Diffee exploring how exercise
helps keep cardio, skeletal muscle healthy
Most have heard that “exercise is good for you,” and generally understand how staying active can help with everything from controlling weight and combatting health conditions, to boosting one’s mood and bolstering energy. But how, exactly, does exercise help? And to what extent can it have a beneficial effect?
“Those of us in the field of exercise physiology can sometimes fall into a trap of imagining that exercise is a cure-all for everything that’s going on in your body — and that’s not the case,” says UW–Madison’s Gary Diffee, the Department of Kinesiology’s Marsh Professor. “And when it comes to the effects of aging on cardiac or skeletal muscle function, we still have a lot to learn.”
For years, Diffee -- who arrived on the UW–Madison campus in 1992 to conduct post-doctoral work before joining the Department of Kinesiology as a faculty member in 1997 — focused his research on basic muscle physiology and exploring how muscles change and adapt to things like aging, disease and exercise.
One study he conducted examined how heart muscles of rats that routinely exercised differed from sedentary hearts. The results showed that, while there were some differences with exercise, the effects of exercise on heart function were not dramatic.

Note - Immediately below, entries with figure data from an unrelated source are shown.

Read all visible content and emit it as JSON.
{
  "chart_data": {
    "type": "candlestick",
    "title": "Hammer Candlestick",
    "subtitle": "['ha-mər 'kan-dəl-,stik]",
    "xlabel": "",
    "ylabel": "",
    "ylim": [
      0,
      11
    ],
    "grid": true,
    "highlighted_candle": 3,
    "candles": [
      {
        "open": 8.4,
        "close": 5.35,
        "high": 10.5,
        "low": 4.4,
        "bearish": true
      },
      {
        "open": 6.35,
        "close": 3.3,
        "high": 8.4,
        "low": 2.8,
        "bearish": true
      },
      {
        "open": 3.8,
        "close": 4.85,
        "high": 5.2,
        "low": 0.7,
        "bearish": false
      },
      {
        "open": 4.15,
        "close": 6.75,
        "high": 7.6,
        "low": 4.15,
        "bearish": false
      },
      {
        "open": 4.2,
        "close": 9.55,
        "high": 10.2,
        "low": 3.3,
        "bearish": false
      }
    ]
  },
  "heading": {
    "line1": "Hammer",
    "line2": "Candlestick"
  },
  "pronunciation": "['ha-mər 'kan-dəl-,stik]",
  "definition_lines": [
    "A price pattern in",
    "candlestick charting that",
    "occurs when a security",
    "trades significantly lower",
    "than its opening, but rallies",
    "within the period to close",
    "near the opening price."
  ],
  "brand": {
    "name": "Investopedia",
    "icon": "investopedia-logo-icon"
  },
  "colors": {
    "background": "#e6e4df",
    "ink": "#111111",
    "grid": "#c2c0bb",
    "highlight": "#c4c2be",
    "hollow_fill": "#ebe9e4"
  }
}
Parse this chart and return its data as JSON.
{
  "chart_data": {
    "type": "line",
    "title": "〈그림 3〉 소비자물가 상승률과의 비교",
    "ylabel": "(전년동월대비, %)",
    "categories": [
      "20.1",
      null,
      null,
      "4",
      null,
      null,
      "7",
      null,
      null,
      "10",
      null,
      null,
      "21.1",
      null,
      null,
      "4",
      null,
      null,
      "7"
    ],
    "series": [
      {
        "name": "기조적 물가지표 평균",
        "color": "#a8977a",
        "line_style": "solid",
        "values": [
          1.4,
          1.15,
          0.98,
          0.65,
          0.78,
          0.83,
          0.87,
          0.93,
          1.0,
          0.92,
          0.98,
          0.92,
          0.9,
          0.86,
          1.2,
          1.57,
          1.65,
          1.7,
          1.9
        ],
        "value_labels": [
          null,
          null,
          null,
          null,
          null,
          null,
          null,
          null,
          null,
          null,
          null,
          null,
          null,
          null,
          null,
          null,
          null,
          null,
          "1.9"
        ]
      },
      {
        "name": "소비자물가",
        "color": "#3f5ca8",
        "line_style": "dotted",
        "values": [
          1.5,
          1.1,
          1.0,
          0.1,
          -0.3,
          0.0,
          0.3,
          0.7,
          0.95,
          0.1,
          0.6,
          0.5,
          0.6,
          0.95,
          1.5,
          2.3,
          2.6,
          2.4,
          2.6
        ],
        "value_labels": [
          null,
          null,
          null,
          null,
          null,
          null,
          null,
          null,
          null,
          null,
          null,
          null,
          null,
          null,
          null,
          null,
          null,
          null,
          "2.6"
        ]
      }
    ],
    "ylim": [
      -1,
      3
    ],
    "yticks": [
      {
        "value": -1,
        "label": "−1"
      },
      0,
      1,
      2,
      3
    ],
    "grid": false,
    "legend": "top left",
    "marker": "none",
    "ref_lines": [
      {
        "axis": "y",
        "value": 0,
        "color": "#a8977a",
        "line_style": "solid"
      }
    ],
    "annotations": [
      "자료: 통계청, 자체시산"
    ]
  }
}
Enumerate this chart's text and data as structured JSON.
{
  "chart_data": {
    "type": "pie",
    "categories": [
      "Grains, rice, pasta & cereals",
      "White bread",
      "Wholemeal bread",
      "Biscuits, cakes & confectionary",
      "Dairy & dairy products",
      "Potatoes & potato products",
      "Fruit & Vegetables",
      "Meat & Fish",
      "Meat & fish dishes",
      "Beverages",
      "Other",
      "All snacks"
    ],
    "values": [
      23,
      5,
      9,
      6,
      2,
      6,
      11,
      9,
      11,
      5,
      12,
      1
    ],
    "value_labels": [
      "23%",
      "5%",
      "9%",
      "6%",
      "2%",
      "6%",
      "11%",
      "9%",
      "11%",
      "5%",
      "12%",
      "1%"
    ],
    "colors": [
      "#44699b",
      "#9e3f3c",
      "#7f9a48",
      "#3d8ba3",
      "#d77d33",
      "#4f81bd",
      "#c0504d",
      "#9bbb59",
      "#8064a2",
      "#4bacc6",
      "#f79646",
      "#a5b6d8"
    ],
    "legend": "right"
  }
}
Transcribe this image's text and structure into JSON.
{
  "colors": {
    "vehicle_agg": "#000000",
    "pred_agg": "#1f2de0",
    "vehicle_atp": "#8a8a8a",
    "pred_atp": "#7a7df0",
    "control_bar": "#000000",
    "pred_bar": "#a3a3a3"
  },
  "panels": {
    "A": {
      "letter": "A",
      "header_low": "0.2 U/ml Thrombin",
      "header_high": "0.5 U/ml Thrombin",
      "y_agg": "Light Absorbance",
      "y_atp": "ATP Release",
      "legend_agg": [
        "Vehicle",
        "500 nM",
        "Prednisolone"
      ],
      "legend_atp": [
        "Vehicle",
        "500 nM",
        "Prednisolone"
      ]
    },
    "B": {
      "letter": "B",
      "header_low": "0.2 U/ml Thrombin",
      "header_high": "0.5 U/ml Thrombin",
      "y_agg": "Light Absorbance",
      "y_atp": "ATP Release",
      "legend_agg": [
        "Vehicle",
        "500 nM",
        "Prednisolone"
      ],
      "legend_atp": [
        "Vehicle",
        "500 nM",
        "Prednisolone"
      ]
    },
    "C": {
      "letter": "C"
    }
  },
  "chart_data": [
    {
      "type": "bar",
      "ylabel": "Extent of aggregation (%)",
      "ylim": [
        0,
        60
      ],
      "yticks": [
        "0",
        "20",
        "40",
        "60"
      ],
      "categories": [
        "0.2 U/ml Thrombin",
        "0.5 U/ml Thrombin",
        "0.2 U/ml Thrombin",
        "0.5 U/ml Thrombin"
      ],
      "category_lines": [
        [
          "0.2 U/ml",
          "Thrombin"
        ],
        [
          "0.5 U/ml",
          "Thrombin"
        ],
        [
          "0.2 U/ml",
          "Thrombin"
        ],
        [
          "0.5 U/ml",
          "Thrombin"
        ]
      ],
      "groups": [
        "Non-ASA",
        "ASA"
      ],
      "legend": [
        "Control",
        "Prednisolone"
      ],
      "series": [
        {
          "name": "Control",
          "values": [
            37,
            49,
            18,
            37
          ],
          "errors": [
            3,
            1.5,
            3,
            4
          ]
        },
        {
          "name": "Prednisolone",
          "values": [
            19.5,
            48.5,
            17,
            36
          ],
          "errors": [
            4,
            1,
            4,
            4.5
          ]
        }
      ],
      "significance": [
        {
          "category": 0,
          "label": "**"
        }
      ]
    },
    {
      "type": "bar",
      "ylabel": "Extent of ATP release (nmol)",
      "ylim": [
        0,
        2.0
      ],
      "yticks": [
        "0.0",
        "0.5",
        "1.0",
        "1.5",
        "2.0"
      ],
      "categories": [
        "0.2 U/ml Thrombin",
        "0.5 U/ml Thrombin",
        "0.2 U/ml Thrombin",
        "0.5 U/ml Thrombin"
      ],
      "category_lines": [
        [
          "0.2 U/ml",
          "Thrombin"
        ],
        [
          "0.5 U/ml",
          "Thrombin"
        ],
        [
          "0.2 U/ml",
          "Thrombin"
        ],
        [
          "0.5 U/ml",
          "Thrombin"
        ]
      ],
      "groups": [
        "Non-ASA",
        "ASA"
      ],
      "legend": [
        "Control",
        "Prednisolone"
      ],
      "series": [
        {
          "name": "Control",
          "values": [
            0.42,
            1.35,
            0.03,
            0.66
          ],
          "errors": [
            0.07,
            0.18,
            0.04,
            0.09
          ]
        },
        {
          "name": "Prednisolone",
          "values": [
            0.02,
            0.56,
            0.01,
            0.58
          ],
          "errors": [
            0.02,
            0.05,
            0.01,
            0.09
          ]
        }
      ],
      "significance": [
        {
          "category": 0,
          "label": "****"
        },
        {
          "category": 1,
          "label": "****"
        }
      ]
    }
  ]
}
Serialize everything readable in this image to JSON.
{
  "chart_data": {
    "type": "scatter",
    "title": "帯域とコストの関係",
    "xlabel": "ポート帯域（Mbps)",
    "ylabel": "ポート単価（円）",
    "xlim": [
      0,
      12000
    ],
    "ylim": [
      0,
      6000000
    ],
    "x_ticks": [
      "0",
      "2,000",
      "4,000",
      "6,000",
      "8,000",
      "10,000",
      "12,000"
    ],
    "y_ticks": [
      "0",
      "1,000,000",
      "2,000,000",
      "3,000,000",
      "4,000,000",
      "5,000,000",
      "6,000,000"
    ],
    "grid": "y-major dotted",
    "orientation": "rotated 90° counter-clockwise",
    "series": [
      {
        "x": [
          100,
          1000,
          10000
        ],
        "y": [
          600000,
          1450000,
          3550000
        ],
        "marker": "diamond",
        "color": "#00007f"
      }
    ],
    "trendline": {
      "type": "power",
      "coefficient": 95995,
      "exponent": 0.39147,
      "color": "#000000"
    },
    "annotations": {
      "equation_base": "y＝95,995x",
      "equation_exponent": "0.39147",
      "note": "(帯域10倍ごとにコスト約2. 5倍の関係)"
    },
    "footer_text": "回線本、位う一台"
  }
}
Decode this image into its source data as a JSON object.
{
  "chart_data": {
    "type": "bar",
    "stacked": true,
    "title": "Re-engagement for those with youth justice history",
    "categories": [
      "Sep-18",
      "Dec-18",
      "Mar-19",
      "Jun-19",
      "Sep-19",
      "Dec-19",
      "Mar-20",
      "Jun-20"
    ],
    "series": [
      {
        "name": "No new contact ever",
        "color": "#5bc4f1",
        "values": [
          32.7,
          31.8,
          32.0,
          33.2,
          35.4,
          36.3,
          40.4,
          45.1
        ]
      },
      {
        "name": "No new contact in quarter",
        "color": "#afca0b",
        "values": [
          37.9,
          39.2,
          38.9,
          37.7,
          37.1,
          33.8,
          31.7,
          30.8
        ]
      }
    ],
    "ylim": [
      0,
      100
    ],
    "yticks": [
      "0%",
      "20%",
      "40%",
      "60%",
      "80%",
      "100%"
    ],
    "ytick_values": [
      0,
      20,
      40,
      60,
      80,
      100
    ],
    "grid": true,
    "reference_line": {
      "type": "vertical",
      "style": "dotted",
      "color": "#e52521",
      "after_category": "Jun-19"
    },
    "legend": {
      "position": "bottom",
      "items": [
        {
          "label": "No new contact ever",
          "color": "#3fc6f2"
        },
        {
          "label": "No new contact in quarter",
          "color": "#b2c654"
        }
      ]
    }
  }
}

This isn’t surprising, Diffee now says, considering that the heart is pretty good at what it does. Even in people who don’t exercise, it beats about once per second every second one is alive.
So Diffee started to ponder, if exercise doesn’t make muscles significantly stronger, what is it about staying active that keeps people healthier and helps slow the aging process in both cardio and skeletal muscle?
Recently, Diffee and those working with him in the Virginia Harrison-Marsh and William Hector Marsh Center have started more closely examining the metabolic processes, or the way in which cells provide energy for contraction. In particular, Diffee explains that there is growing evidence that an organelle in cells called the mitochondria, which provides energy for the cell to operate, changes as one gets older.
Furthermore, studies conducted by Diffee and those in the Marsh Center – which is dedicated to promoting research activities and education in the area of physical activity, exercise and movement — indicate exercise plays a role in minimizing age related changes in mitochondria, which could help explain why exercise slows the decline of muscle function.
“We’re still asking some very fundamental questions and trying to figure out the basics of the processes going on in these cells,” says Diffee. “Every time you find some answers in research, you then have a whole new series of questions worth looking into.”
Diffee can’t help but let out a laugh while describing his latest research, noting, “The professors I had as an undergrad would find it very surprising that I’m a lab researcher.”
Diffee explains that as an undergraduate, he struggled with biology and started to associate success in that coursework with being able to memorize various scientific terms and concepts.
So in addition to his work in the lab, Diffee also is committed to being a great teacher. He explains to his students how science and biology are less about a series of facts to be memorized and more about a set of mysteries to be solved. Diffee again this fall is teaching an introduction to kinesiology course to a cohort of UW–Madison freshmen enrolled in a First-Year Interest Group titled, “Physiology of Human Performance.”
“I want to bring this idea of thinking creatively and problem solving and being a good detective — things I was missing as an undergraduate — to both my work in the lab and to my students as a teacher.” says Diffee.